If you’ve got a box of lasagna noodles you bought back in February when you were planning to make lasagna and never got around to it, that box has found its purpose.
Getting kids interested in something this green is a win most parents don’t see coming, and the color alone tends to do the selling. That’s a side effect of the blanching step: cook the peas just long enough to lock in the green and soften them up, and the result is a sauce that looks almost luminous on a white bowl. It didn’t take real skill to get there. That’s the point.
Peas have a long history in Italian pasta dishes, especially in spring, and pea pesto variations show up throughout Italian-American home cooking. But Stewart’s version is a clean, specific take that makes the technique feel accessible rather than fussy. Blanch the peas. Blend the sauce. Cook broken noodles until just tender. Toss. Done in under 30 minutes on a weeknight. Fresh peas peak from late April through June, so if you can get your hands on fresh ones rather than frozen, this recipe is worth timing around that window.
A full breakdown of the recipe, including exact quantities and technique, is available at Taste of Home.
The whole dish lands somewhere between casual and polished. It’s fast enough that it won’t wreck a weeknight, but the color and the sauce are put-together enough that you wouldn’t hesitate to serve it at a small Easter dinner or a backyard gathering before the summer heat makes anyone regret standing over a stove.

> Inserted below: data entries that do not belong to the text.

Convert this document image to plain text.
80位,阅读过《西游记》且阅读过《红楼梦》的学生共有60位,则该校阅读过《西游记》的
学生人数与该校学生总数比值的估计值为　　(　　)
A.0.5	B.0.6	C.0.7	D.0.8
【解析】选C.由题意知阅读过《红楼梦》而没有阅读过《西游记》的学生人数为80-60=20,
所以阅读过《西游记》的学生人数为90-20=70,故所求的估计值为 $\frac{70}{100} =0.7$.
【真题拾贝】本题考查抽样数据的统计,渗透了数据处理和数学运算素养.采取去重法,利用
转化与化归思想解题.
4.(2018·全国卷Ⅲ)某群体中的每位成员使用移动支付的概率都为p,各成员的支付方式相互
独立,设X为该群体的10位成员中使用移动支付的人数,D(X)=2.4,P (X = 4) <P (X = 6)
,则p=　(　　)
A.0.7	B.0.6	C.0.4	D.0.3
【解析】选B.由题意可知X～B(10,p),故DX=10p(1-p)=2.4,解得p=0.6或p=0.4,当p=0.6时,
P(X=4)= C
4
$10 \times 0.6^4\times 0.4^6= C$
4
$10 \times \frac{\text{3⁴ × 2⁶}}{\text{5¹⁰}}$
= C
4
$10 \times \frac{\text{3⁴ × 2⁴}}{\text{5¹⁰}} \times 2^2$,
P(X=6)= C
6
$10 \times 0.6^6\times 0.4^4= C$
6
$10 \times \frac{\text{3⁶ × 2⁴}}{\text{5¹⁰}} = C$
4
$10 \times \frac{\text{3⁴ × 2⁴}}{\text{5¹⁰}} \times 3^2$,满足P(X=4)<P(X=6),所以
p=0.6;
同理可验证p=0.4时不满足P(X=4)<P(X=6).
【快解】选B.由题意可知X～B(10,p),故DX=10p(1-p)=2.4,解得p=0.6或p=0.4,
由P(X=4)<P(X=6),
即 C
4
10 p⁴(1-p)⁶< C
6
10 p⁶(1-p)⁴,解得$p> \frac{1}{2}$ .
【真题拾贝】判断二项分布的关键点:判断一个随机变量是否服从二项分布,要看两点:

But Stewart’s version earns its place because it doesn’t ask much. American home cooks don’t always need a new ingredient or a hard technique. Sometimes you just need someone to show you a better use for what’s already in the cabinet.
“I was skeptical about peas in pesto,” said one home cook who tested the recipe this Spring, “but the texture and color honestly won me over before I even tasted it.”
The lasagna noodle trick alone is worth the price of admission. Free pasta shape upgrade. No specialty store required.